Ans. Penetration pricing is a pricing strategy where the price of a product is initially set at a price lower than the eventual market price to attract new customers. The strategy works on the expectations that customers will switch to the new brand because of the lower price. Penetration pricing is most commonly associated with a marketing objective of increasing market share or sales volume, rather than to make profit in the short term. The price will be raised later once this market share is gained. For example, toothpaste sold in a remote rural area.
The advantage of penetration pricing to the firm are:
(i) It can result in fast diffusion and adoption. This can achieve high market rates quickly. This can take the competition by surprise, not giving them time react.
(ii) It can create goodwill among the early adopter’s segment. This can create more trade by word of mouth.
(iii) It creates cost control and cost reduction pressures from the start, leading to greater efficiency.
(iv) It discourages the entry of competitors. Low prices act as a barrier to entry.
(v) It can create high stock turnover throughout the distribution channel.
(vi) This can create critically important enthusiasm and support in the channel.
Disadvantages of penetrating price method:
(i) The main disadvantage with penetration pricing is that it establishes long-term price expectations for the product and image preconceptions for the brand and company. This makes it difficult to eventually raise prices. Some commentators claim that penetration pricing attracts only the switchers (bargain hunters), and that they will switch away as soon as the price rises.

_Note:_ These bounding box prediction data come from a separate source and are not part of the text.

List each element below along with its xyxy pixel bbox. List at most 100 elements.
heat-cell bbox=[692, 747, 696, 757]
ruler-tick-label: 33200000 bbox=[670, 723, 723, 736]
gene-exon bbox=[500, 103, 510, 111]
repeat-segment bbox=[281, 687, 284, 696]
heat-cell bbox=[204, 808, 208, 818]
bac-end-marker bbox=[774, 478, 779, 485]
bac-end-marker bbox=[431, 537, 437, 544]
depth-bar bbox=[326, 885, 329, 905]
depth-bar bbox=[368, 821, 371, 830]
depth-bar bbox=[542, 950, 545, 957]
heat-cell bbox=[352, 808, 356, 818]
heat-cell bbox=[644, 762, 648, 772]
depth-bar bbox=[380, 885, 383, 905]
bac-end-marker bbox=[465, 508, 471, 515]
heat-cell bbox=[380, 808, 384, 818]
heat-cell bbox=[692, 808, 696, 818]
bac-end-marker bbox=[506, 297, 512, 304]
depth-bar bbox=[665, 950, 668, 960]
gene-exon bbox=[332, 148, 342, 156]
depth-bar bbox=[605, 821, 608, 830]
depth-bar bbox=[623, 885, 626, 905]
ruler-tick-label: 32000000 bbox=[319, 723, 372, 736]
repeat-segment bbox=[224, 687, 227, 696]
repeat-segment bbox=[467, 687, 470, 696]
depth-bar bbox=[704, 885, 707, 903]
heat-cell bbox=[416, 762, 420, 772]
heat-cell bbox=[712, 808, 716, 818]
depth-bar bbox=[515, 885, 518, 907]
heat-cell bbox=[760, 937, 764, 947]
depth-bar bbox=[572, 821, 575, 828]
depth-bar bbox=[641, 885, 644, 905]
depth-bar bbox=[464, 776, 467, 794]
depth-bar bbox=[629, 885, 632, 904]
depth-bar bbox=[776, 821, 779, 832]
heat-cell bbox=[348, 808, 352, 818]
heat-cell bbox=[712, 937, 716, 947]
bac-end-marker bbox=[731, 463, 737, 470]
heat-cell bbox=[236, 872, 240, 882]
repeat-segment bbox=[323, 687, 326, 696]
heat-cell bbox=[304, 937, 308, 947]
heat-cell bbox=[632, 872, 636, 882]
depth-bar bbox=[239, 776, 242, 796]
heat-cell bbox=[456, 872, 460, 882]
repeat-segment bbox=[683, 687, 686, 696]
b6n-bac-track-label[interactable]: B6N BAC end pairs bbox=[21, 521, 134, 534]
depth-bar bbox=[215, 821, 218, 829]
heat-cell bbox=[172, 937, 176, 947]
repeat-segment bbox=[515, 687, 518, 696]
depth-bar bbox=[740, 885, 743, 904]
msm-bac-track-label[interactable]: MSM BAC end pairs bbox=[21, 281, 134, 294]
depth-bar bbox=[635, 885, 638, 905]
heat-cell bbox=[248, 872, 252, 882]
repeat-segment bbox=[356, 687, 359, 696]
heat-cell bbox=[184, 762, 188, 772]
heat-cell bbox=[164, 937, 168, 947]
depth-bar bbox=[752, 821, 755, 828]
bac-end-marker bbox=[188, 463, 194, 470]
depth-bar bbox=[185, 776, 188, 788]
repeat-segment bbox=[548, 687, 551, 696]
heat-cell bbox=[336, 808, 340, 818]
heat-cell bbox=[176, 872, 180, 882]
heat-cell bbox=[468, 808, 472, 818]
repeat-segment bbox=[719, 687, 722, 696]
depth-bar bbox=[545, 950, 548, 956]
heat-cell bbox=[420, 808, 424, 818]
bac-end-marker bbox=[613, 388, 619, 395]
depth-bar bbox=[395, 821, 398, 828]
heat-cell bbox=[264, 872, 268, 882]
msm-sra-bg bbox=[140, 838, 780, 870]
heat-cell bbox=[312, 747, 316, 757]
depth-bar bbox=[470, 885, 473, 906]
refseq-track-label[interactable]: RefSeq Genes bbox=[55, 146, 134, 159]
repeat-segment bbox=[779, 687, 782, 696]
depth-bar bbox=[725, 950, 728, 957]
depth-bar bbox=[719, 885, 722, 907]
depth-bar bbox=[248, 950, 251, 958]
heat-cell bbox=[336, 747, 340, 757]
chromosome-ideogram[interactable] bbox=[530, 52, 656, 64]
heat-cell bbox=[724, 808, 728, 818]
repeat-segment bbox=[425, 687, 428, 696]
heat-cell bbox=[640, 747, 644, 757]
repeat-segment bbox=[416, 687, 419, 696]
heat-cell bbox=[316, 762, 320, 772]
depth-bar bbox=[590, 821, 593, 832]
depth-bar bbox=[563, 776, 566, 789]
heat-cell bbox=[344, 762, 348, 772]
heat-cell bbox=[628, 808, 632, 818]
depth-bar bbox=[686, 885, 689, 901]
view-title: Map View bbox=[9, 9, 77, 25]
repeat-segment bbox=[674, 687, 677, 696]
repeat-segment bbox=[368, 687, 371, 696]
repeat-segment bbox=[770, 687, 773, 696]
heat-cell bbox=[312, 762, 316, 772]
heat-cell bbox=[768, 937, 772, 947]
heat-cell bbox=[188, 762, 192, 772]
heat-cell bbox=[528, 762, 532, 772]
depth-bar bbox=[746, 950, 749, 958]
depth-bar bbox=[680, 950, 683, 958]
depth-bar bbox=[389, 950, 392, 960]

(ii) Another potential disadvantages is that the low profit margins may not be sustainable long enough for the strategy to be effective. Profit margin is low in the price fixed by such method. This profit may not be sufficiently compared to the cost of production and promotion.
(iii) This method is applicable only to the products and services which have high price elasticity. Thus, it is not applicable to all the products.
(iv) Turnover of the enterprise increases tremendously. Such enterprises have to prepare themselves for a situation of more financial requirements.